Words by Richard Appignanesi

Art by Emma Vieceli

Paperback, 208 pp, £9.99

"For murder, though it have no tongue, will speak," exclaims Hamlet in Shakespeare's most enigmatic play. A fusion of classic Shakespeare with manga visuals, this is a cutting-edge adaptation that will intrigue and grip its readers. In a war-torn cyberworld, Hamlet, Prince of Denmark, grieving for his father's death, sees a midnight apparition stalking the castle ramparts. It is the ghost of the late king, Hamlet's father, who reveals the name of his assassin – none other than his own brother. In avenging his father's murder, Hamlet takes us on a journey through madness, treachery and embittered love.

Hamlet is part of Manga Shakespeare, a series of graphic novel adaptations of William Shakespeare's plays. Drawing inspiration from trend-setting Japan and using Shakespeare's original texts, this series – adapted by Richard Appignanesi and illustrated by leading manga artists – brings to life the great Bard's words for students, Shakespeare enthusiasts and manga fans.

Emma Vieceli

Emma Vieceli is a UK-based comics artist. Her graphic novels include the New York Times-bestselling Vampire Academy (Penguin Random House) and Avalon Chronicles (Oni Press). She is currently working on the Alex Rider series for Walker Books and Doctor Who for Titan Comics. Vieceli has provided guest art for Young Avengers (Marvel), Jem & The Holograms (IDW) and Dead Boy Detectives (Vertigo).

Richard Appignanesi

Richard Appignanesi is a PhD graduate in classical art history. He was a founder and co-director of the Writers & Readers Publishing Cooperative, and later of Icon Books Ltd, where he served as originating editor of the internationally acclaimed illustrated Beginners and Introducing series, to which he contributed his own bestselling titles, Freud, Postmodernism, Existentialism and others. A former executive editor of the art journal Third Text, reviews editor of Futures and exhibition curator, Richard is the author of the fiction trilogy Italia Perversa, the novel Yukio Mishima’s Report to the Emperor and the Granta title What do Existentialists Believe? For SelfMadeHero, he adapted the texts for the Manga Shakespeare series, as well as The Wolf Man and Hysteria in the Graphic Freud series.

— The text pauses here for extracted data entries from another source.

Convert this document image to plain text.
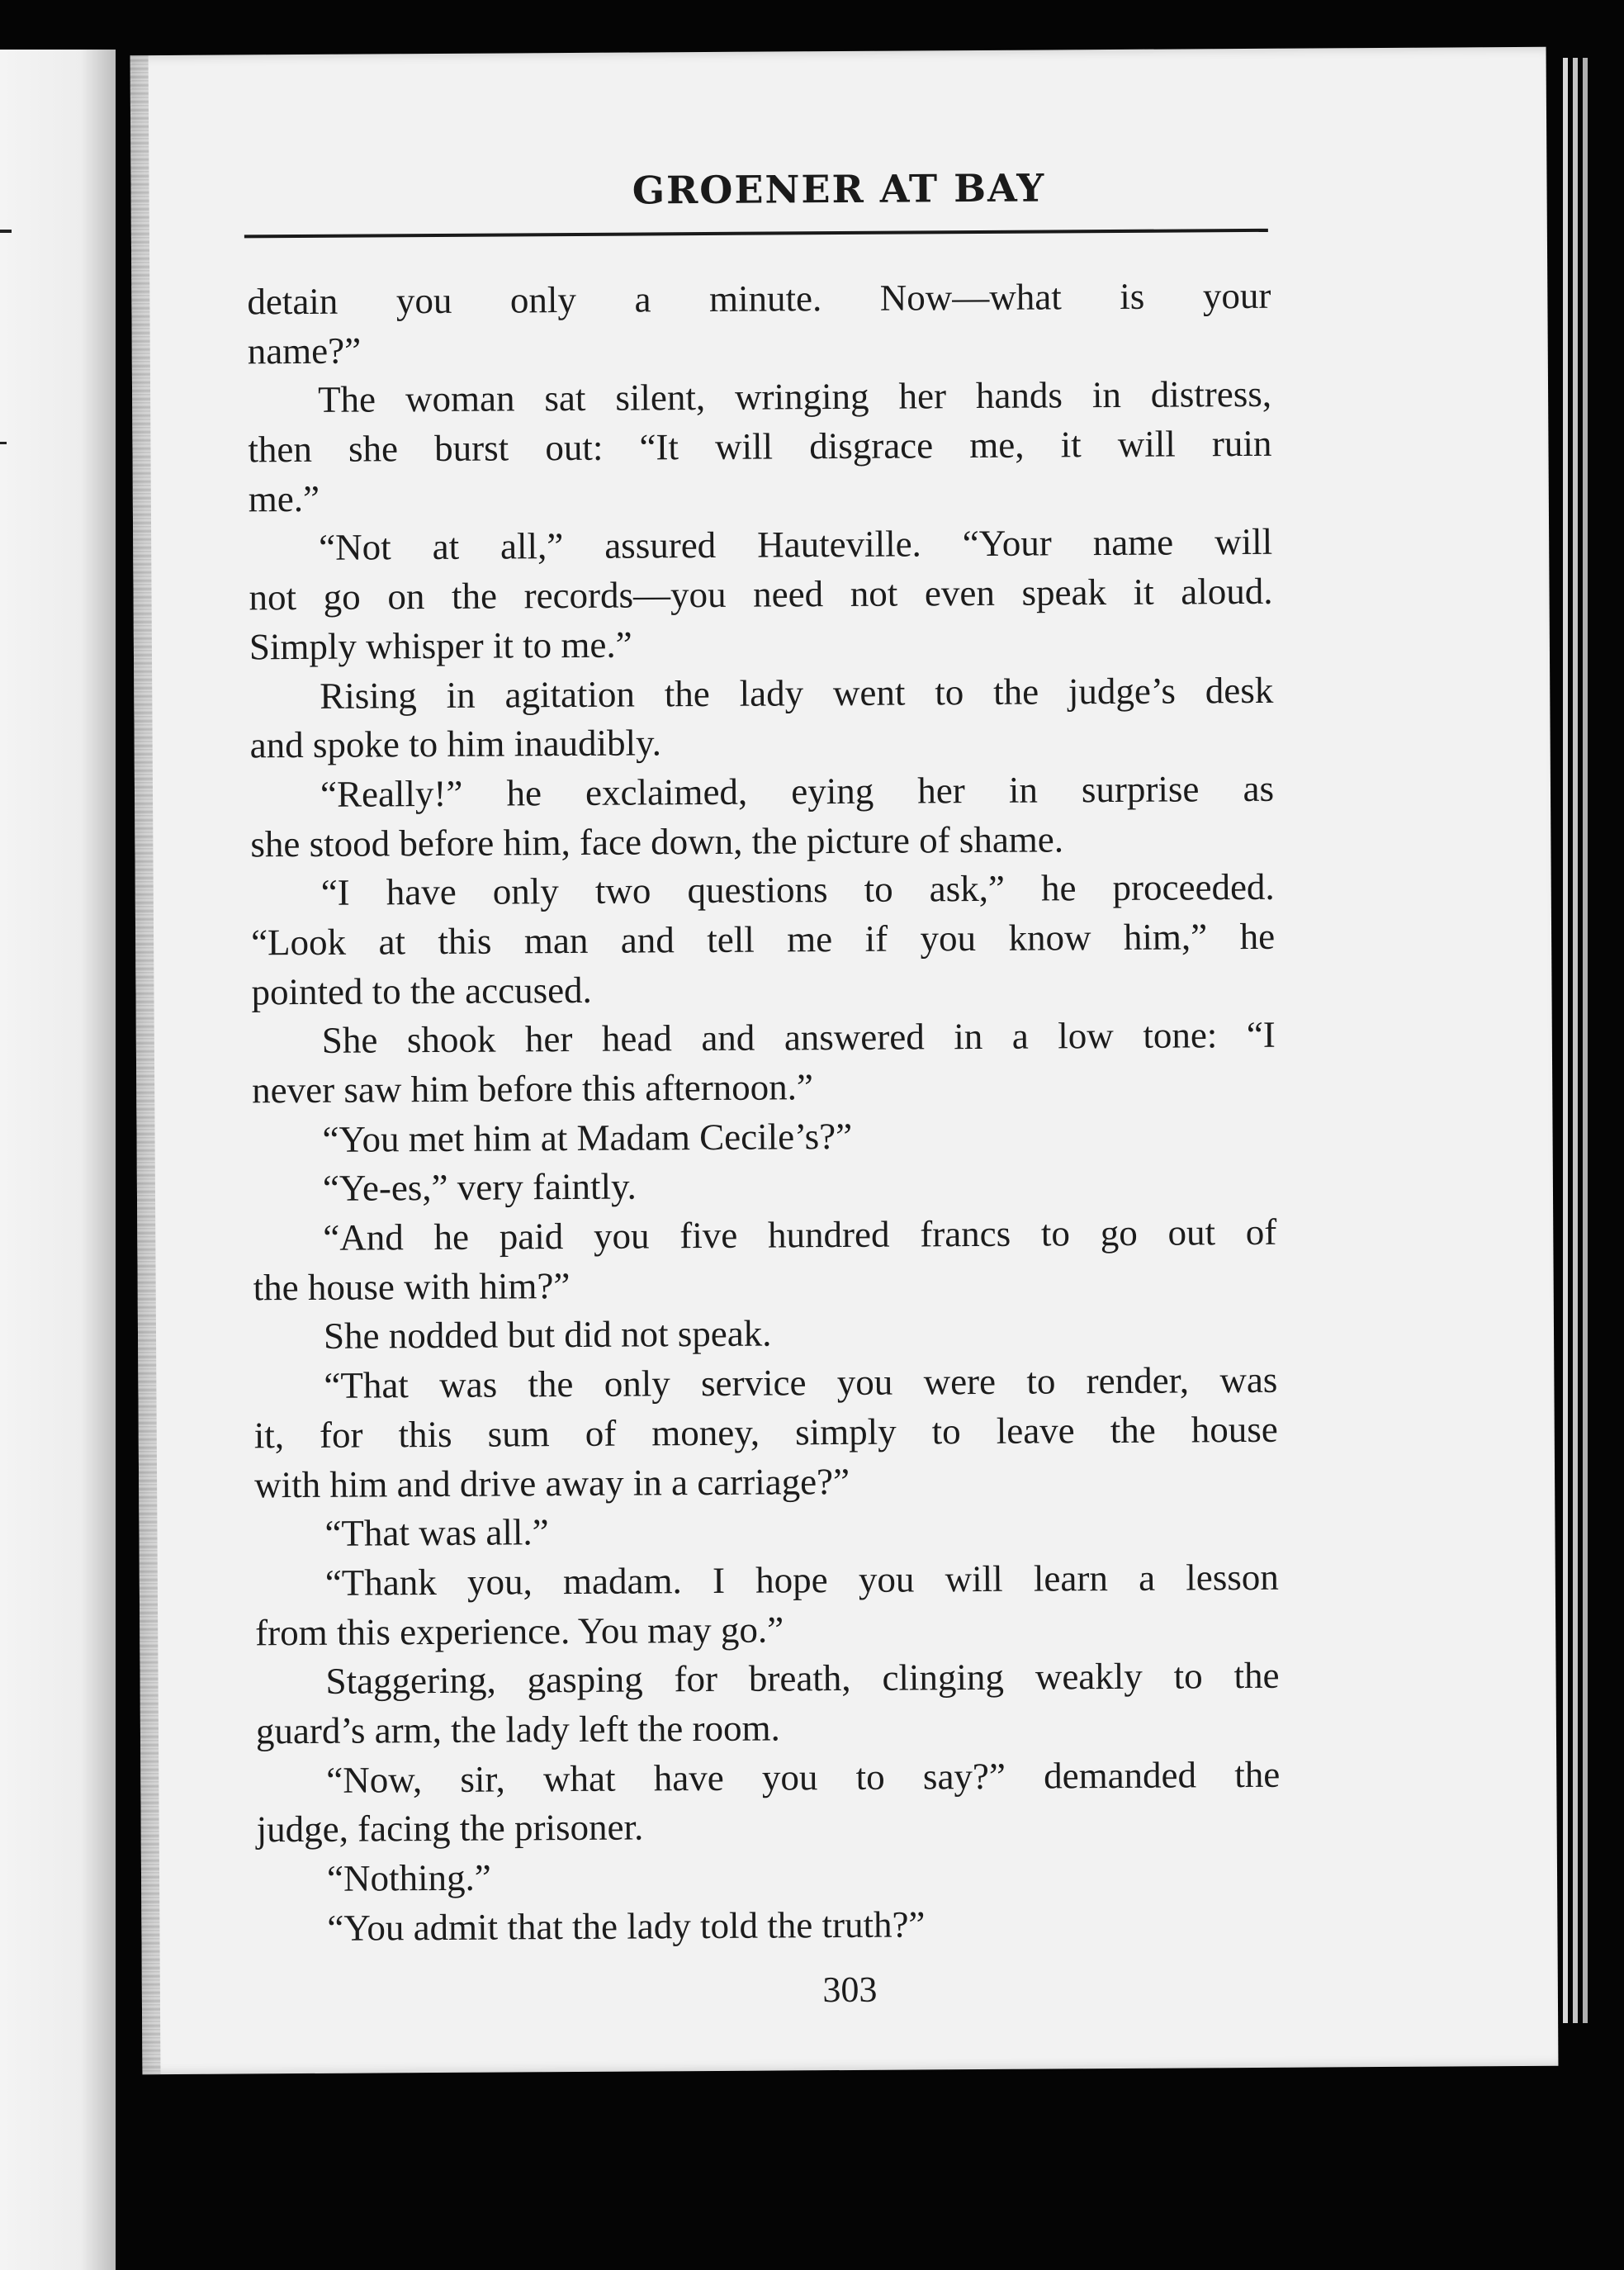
GROENER AT BAY
detain you only a minute. Now—what is your
name?”
The woman sat silent, wringing her hands in distress,
then she burst out: “It will disgrace me, it will ruin
me.”
“Not at all,” assured Hauteville. “Your name will
not go on the records—you need not even speak it aloud.
Simply whisper it to me.”
Rising in agitation the lady went to the judge’s desk
and spoke to him inaudibly.
“Really!” he exclaimed, eying her in surprise as
she stood before him, face down, the picture of shame.
“I have only two questions to ask,” he proceeded.
“Look at this man and tell me if you know him,” he
pointed to the accused.
She shook her head and answered in a low tone: “I
never saw him before this afternoon.”
“You met him at Madam Cecile’s?”
“Ye-es,” very faintly.
“And he paid you five hundred francs to go out of
the house with him?”
She nodded but did not speak.
“That was the only service you were to render, was
it, for this sum of money, simply to leave the house
with him and drive away in a carriage?”
“That was all.”
“Thank you, madam. I hope you will learn a lesson
from this experience. You may go.”
Staggering, gasping for breath, clinging weakly to the
guard’s arm, the lady left the room.
“Now, sir, what have you to say?” demanded the
judge, facing the prisoner.
“Nothing.”
“You admit that the lady told the truth?”
303
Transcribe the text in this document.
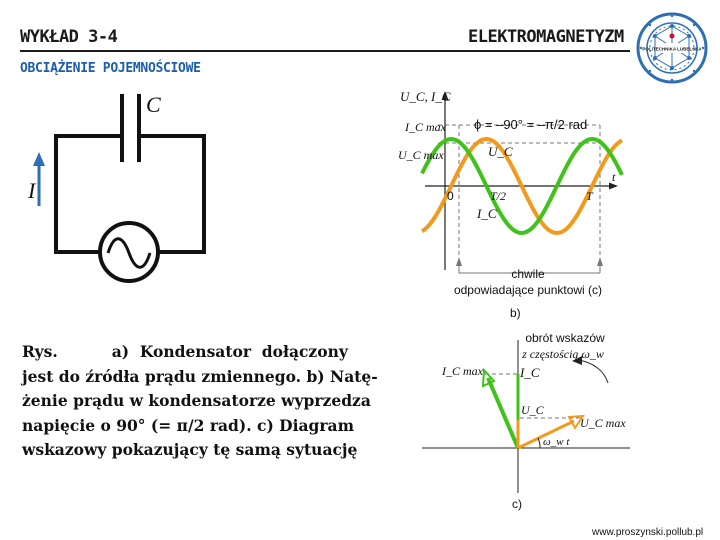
WYKŁAD 3-4	ELEKTROMAGNETYZM
OBCIĄŻENIE POJEMNOŚCIOWE
POLITECHNIKA LUBELSKA
C
I
Rys.          a)  Kondensator  dołączony
jest do źródła prądu zmiennego. b) Natę-
żenie prądu w kondensatorze wyprzedza
napięcie o 90° (= π/2 rad). c) Diagram
wskazowy pokazujący tę samą sytuację
U_C, I_C
I_C max
U_C max
ϕ = –90° = –π/2 rad
U_C
I_C
0	T/2	T
t
chwile
odpowiadające punktowi (c)
b)
obrót wskazów
z częstością ω_w
I_C max	I_C
U_C
U_C max
ω_w t
c)
www.proszynski.pollub.pl
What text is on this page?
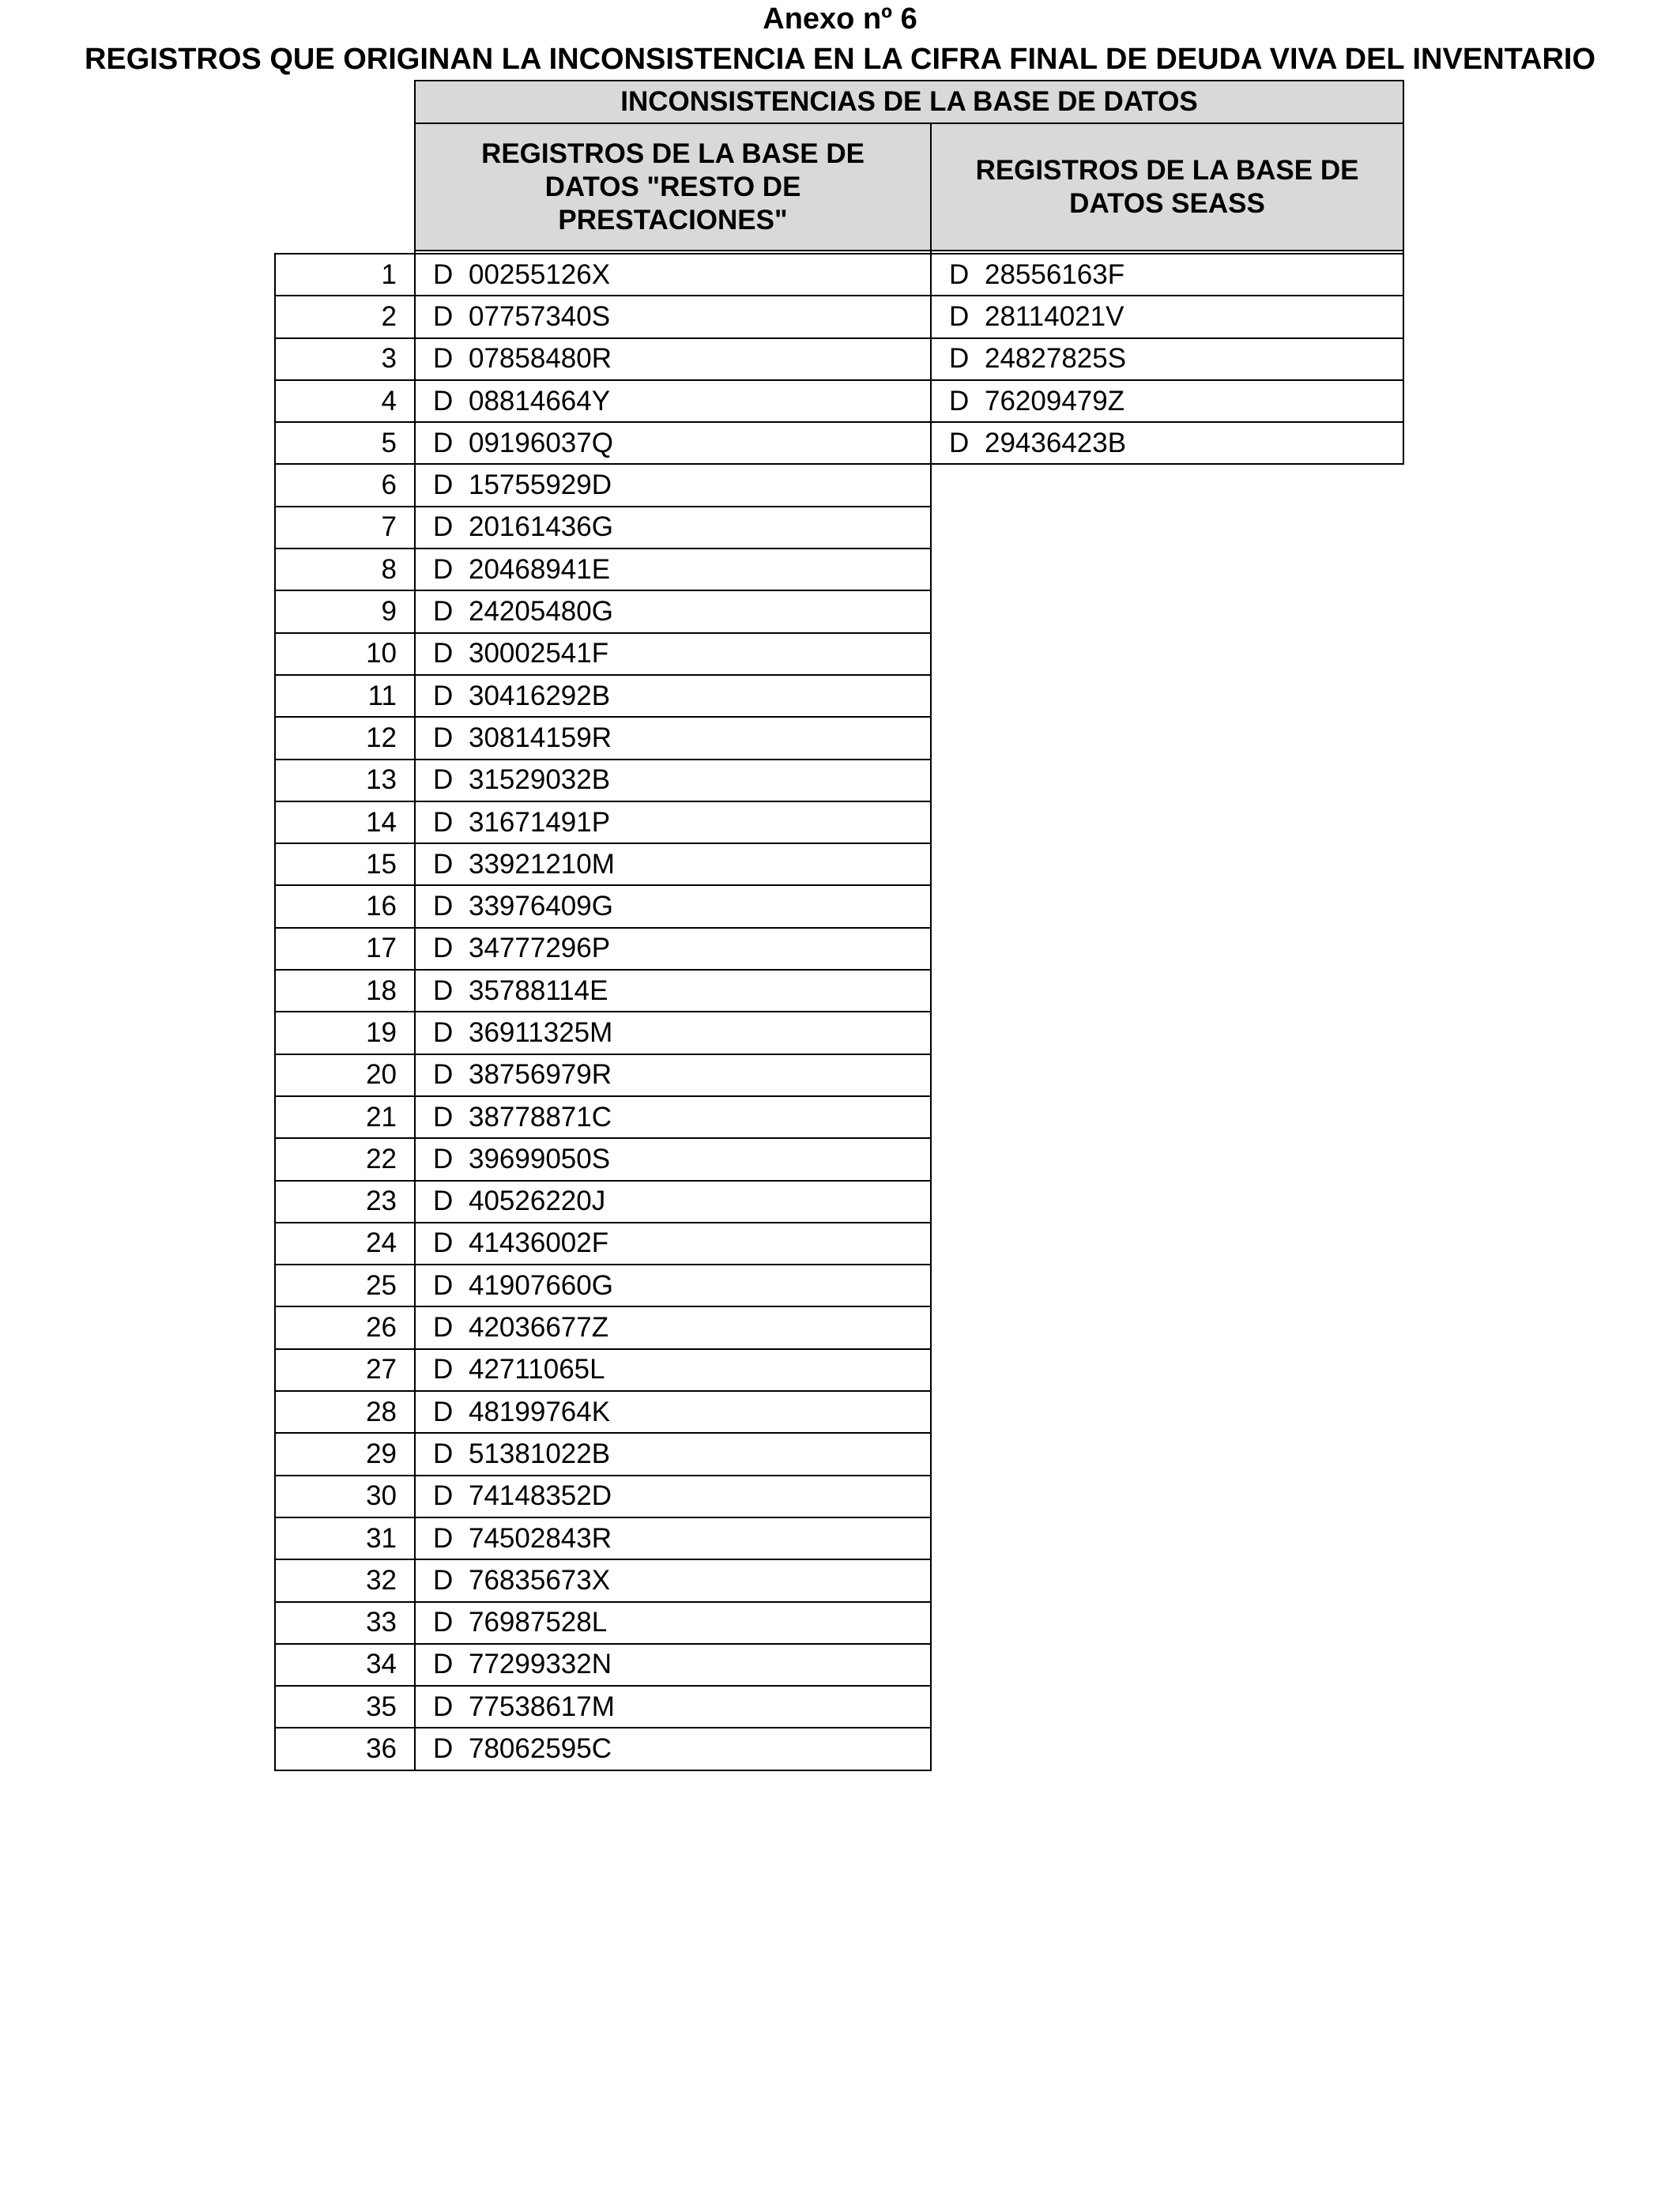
Anexo nº 6
REGISTROS QUE ORIGINAN LA INCONSISTENCIA EN LA CIFRA FINAL DE DEUDA VIVA DEL INVENTARIO
	INCONSISTENCIAS DE LA BASE DE DATOS	
	REGISTROS DE LA BASE DE DATOS "RESTO DE PRESTACIONES"	REGISTROS DE LA BASE DE DATOS SEASS

1	D 00255126X	D 28556163F
2	D 07757340S	D 28114021V
3	D 07858480R	D 24827825S
4	D 08814664Y	D 76209479Z
5	D 09196037Q	D 29436423B
6	D 15755929D	
7	D 20161436G	
8	D 20468941E	
9	D 24205480G	
10	D 30002541F	
11	D 30416292B	
12	D 30814159R	
13	D 31529032B	
14	D 31671491P	
15	D 33921210M	
16	D 33976409G	
17	D 34777296P	
18	D 35788114E	
19	D 36911325M	
20	D 38756979R	
21	D 38778871C	
22	D 39699050S	
23	D 40526220J	
24	D 41436002F	
25	D 41907660G	
26	D 42036677Z	
27	D 42711065L	
28	D 48199764K	
29	D 51381022B	
30	D 74148352D	
31	D 74502843R	
32	D 76835673X	
33	D 76987528L	
34	D 77299332N	
35	D 77538617M	
36	D 78062595C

"If I have my way, comics will play their part in the literacy debate. My son has no interest in English at school, but has devoured three Manga Shakespeare graphic novels, plus the graphic novel of Kafka's The Trial." 
— Ian Rankin
"This series does in book form what film director Baz Luhrmann did on screen – make Shakespeare cool and accessible to a younger generation… [the] artists use the dynamic flow of manga to give Shakespeare's plots an addictive page-turning energy."